His body stood in front of his Dimi, aching to touch her. To run his fingers over her and make sure she was all right, that these pricks hadn’t harmed an inch of her. To treat her with the tenderness she deserved after the ill treatment she’d suffered at their captors’ hands.

But his shades? They knew nothing of tenderness. They wanted to skewer anyone who had ever hurt her. To paint the walls that surrounded them with the blood of their enemies.

Revenge and ruin, Elena whispered in his head, as if she stood beside him. That’s all that’s left of you.
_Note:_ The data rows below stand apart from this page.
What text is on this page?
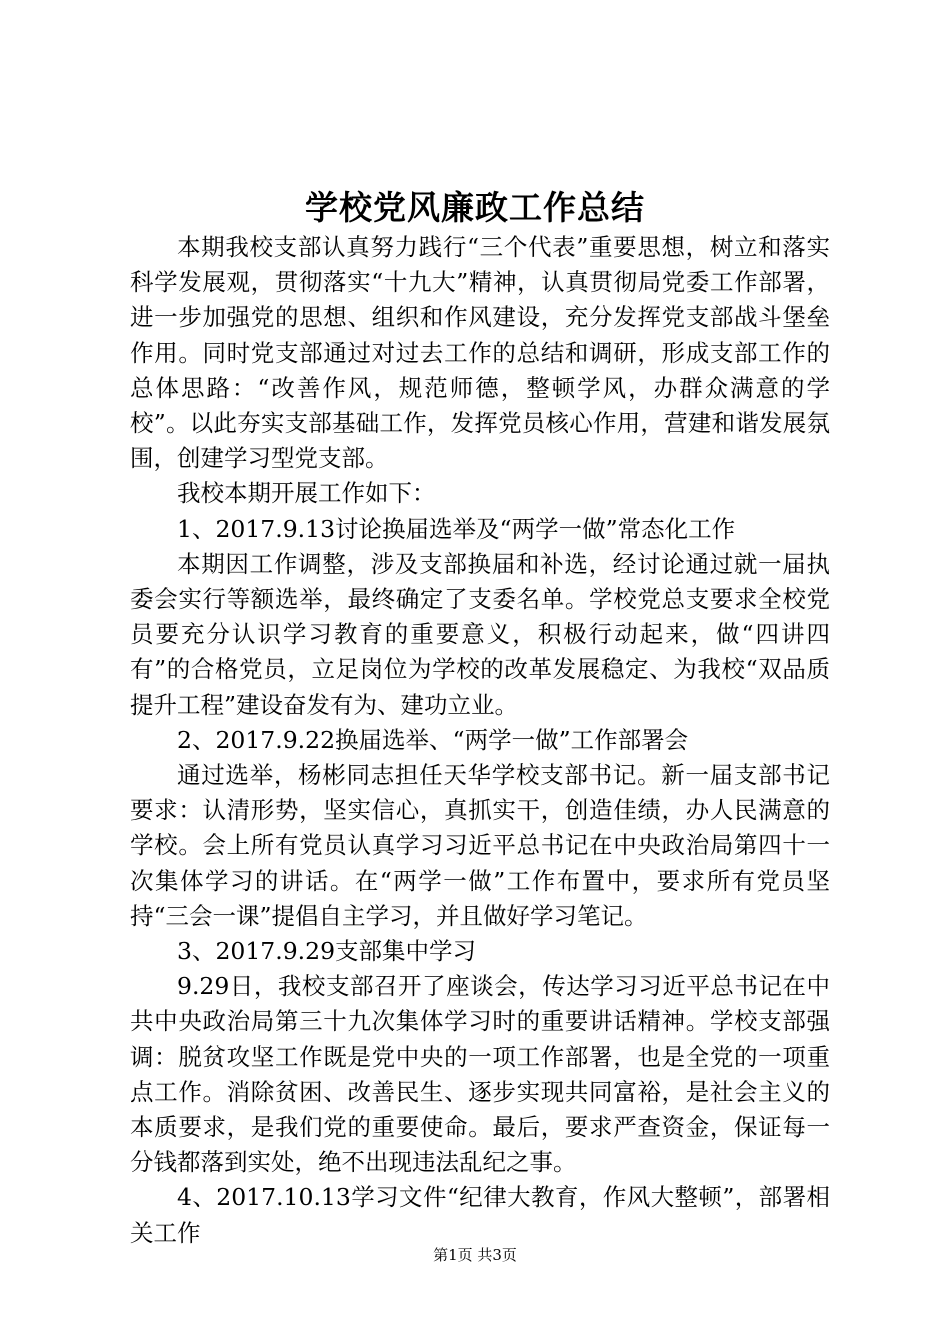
学校党风廉政工作总结

本期我校支部认真努力践行“三个代表”重要思想，树立和落实科学发展观，贯彻落实“十九大”精神，认真贯彻局党委工作部署，进一步加强党的思想、组织和作风建设，充分发挥党支部战斗堡垒作用。同时党支部通过对过去工作的总结和调研，形成支部工作的总体思路：“改善作风，规范师德，整顿学风，办群众满意的学校”。以此夯实支部基础工作，发挥党员核心作用，营建和谐发展氛围，创建学习型党支部。

我校本期开展工作如下：

1、2017.9.13讨论换届选举及“两学一做”常态化工作

本期因工作调整，涉及支部换届和补选，经讨论通过就一届执委会实行等额选举，最终确定了支委名单。学校党总支要求全校党员要充分认识学习教育的重要意义，积极行动起来，做“四讲四有”的合格党员，立足岗位为学校的改革发展稳定、为我校“双品质提升工程”建设奋发有为、建功立业。

2、2017.9.22换届选举、“两学一做”工作部署会

通过选举，杨彬同志担任天华学校支部书记。新一届支部书记要求：认清形势，坚实信心，真抓实干，创造佳绩，办人民满意的学校。会上所有党员认真学习习近平总书记在中央政治局第四十一次集体学习的讲话。在“两学一做”工作布置中，要求所有党员坚持“三会一课”提倡自主学习，并且做好学习笔记。

3、2017.9.29支部集中学习

9.29日，我校支部召开了座谈会，传达学习习近平总书记在中共中央政治局第三十九次集体学习时的重要讲话精神。学校支部强调：脱贫攻坚工作既是党中央的一项工作部署，也是全党的一项重点工作。消除贫困、改善民生、逐步实现共同富裕，是社会主义的本质要求，是我们党的重要使命。最后，要求严查资金，保证每一分钱都落到实处，绝不出现违法乱纪之事。

4、2017.10.13学习文件“纪律大教育，作风大整顿”，部署相关工作

第1页 共3页
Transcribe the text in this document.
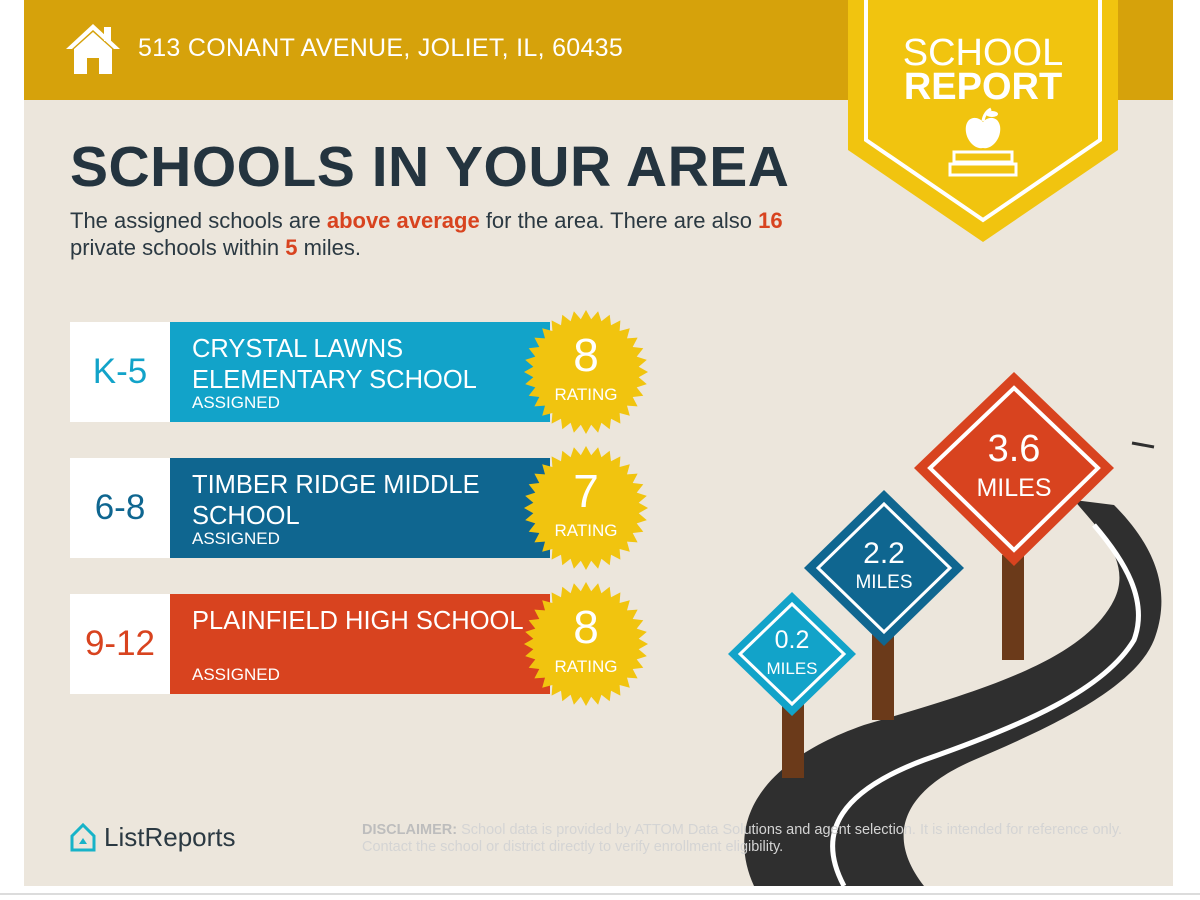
513 CONANT AVENUE, JOLIET, IL, 60435	SCHOOL
REPORT
SCHOOLS IN YOUR AREA
The assigned schools are above average for the area. There are also 16 private schools within 5 miles.
K-5
CRYSTAL LAWNS ELEMENTARY SCHOOL
ASSIGNED
8
RATING
6-8
TIMBER RIDGE MIDDLE SCHOOL
ASSIGNED
7
RATING
9-12
PLAINFIELD HIGH SCHOOL
ASSIGNED
8
RATING
0.2
MILES
2.2
MILES
3.6
MILES
ListReports	DISCLAIMER: School data is provided by ATTOM Data Solutions and agent selection. It is intended for reference only. Contact the school or district directly to verify enrollment eligibility.
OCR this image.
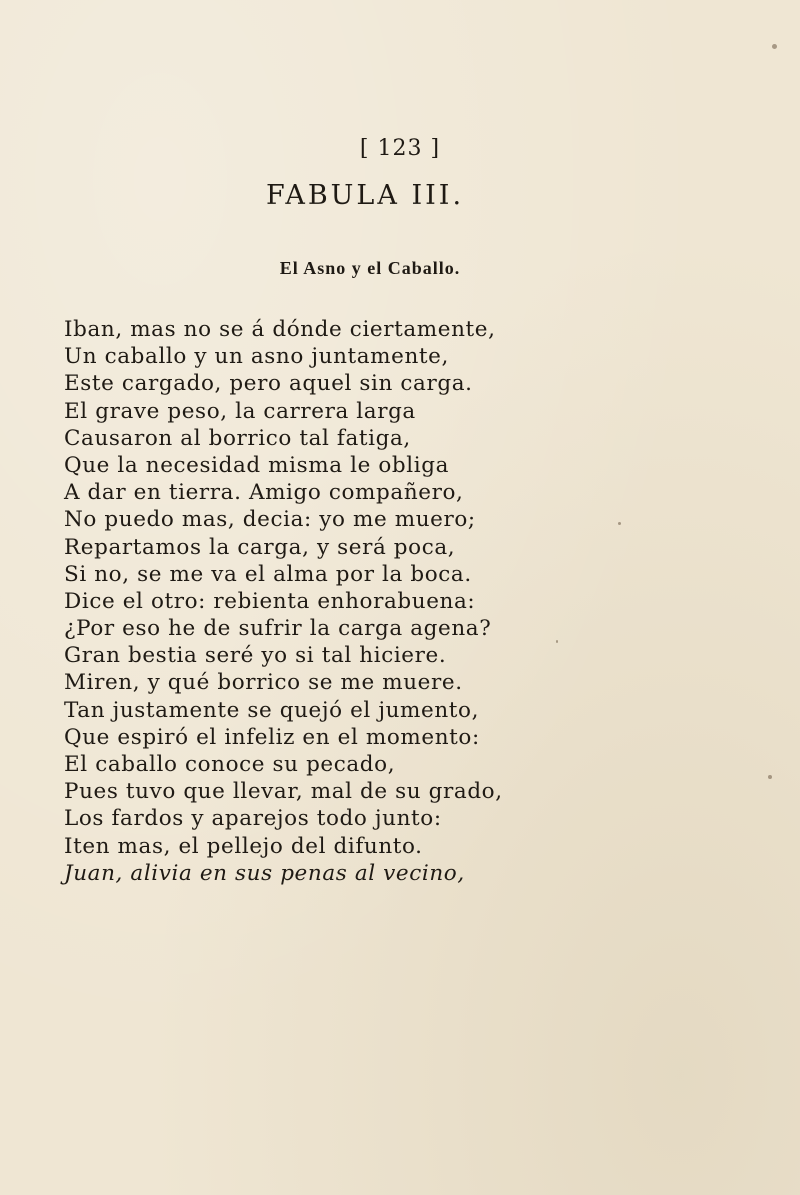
[ 123 ]
FABULA III.
El Asno y el Caballo.
Iban, mas no se á dónde ciertamente,
Un caballo y un asno juntamente,
Este cargado, pero aquel sin carga.
El grave peso, la carrera larga
Causaron al borrico tal fatiga,
Que la necesidad misma le obliga
A dar en tierra. Amigo compañero,
No puedo mas, decia: yo me muero;
Repartamos la carga, y será poca,
Si no, se me va el alma por la boca.
Dice el otro: rebienta enhorabuena:
¿Por eso he de sufrir la carga agena?
Gran bestia seré yo si tal hiciere.
Miren, y qué borrico se me muere.
Tan justamente se quejó el jumento,
Que espiró el infeliz en el momento:
El caballo conoce su pecado,
Pues tuvo que llevar, mal de su grado,
Los fardos y aparejos todo junto:
Iten mas, el pellejo del difunto.
Juan, alivia en sus penas al vecino,
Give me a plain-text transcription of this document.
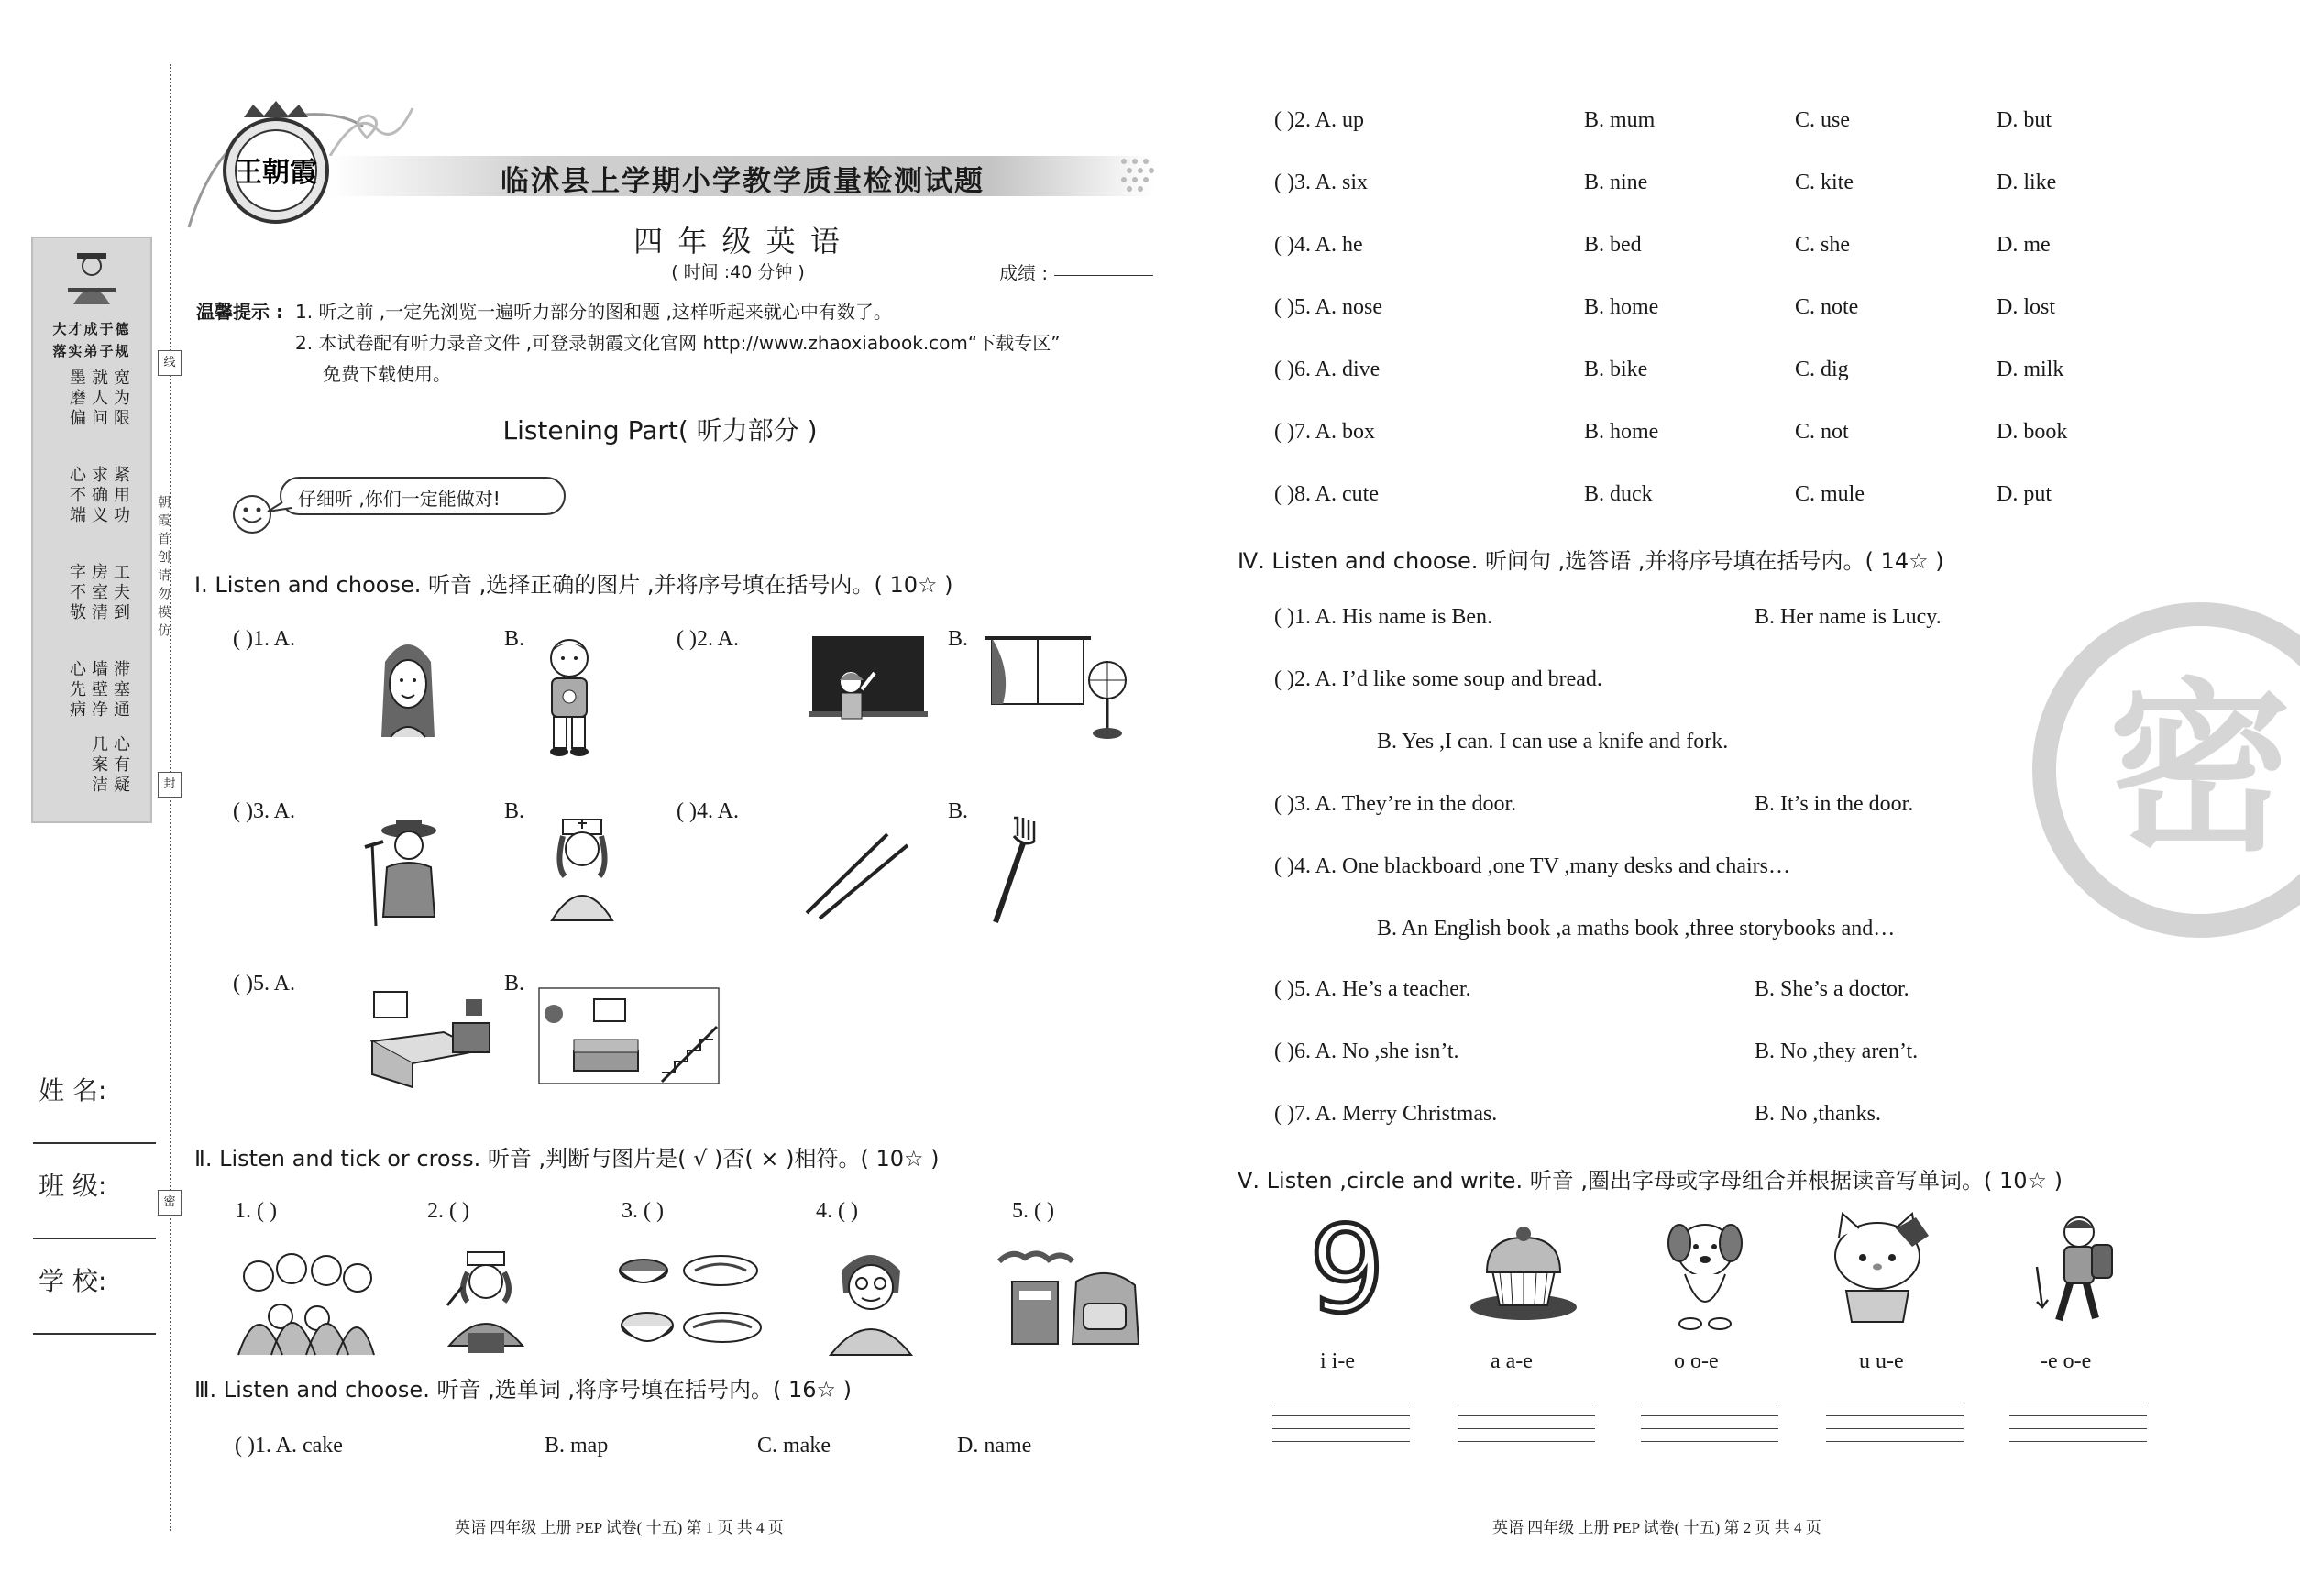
大才成于德
落实弟子规
宽为限
紧用功
工夫到
滞塞通
就人问
求确义
房室清
墙壁净
几案洁 心有疑
墨磨偏
心不端
字不敬
心先病
朝霞首创
请勿模仿
线
封
密
姓 名:
班 级:
学 校:
王朝霞	临沭县上学期小学教学质量检测试题
四 年 级 英 语
( 时间 :40 分钟 )	成绩 :
温馨提示 : 1. 听之前 ,一定先浏览一遍听力部分的图和题 ,这样听起来就心中有数了。
2. 本试卷配有听力录音文件 ,可登录朝霞文化官网 http://www.zhaoxiabook.com“下载专区”
免费下载使用。
Listening Part( 听力部分 )
仔细听 ,你们一定能做对!
Ⅰ. Listen and choose. 听音 ,选择正确的图片 ,并将序号填在括号内。( 10☆ )
( )1. A.	B.	( )2. A.	B.
( )3. A.	B.	( )4. A.	B.
( )5. A.	B.
Ⅱ. Listen and tick or cross. 听音 ,判断与图片是( √ )否( × )相符。( 10☆ )
1. ( )	2. ( )	3. ( )	4. ( )	5. ( )
Ⅲ. Listen and choose. 听音 ,选单词 ,将序号填在括号内。( 16☆ )
( )1. A. cake	B. map	C. make	D. name
英语 四年级 上册 PEP 试卷( 十五) 第 1 页 共 4 页
( )2. A. up	B. mum	C. use	D. but
( )3. A. six	B. nine	C. kite	D. like
( )4. A. he	B. bed	C. she	D. me
( )5. A. nose	B. home	C. note	D. lost
( )6. A. dive	B. bike	C. dig	D. milk
( )7. A. box	B. home	C. not	D. book
( )8. A. cute	B. duck	C. mule	D. put
Ⅳ. Listen and choose. 听问句 ,选答语 ,并将序号填在括号内。( 14☆ )
( )1. A. His name is Ben.	B. Her name is Lucy.
( )2. A. I’d like some soup and bread.
B. Yes ,I can. I can use a knife and fork.
( )3. A. They’re in the door.	B. It’s in the door.
( )4. A. One blackboard ,one TV ,many desks and chairs…
B. An English book ,a maths book ,three storybooks and…
( )5. A. He’s a teacher.	B. She’s a doctor.
( )6. A. No ,she isn’t.	B. No ,they aren’t.
( )7. A. Merry Christmas.	B. No ,thanks.
Ⅴ. Listen ,circle and write. 听音 ,圈出字母或字母组合并根据读音写单词。( 10☆ )
9
i i-e	a a-e	o o-e	u u-e	-e o-e
密
英语 四年级 上册 PEP 试卷( 十五) 第 2 页 共 4 页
He didn’t trust himself, nor should Katerina trust him. Besides, he’d vowed to never put his hands on her body again. But there was one thing he could do, and he would do it, regardless of the clanging bells and the hammering footsteps. For this, he had all the time in the world.

“Hold still,” he said, his voice hoarse, and sent his shades outward, into the coal-black, shifting shadows that separated him from his Dimi.

“Where are you?” Katerina whispered, and Saints help him, he could feel her searching for him, not just with her eyes but through their bond. He had never tried to close himself off to her before, and with his black dog bound, he hadn’t had to. But now, unchained and free, with her magic simmering just beneath her skin, it was another story.

If he had nothing else left, he had her. She was pure. He wouldn’t let his evil stain her.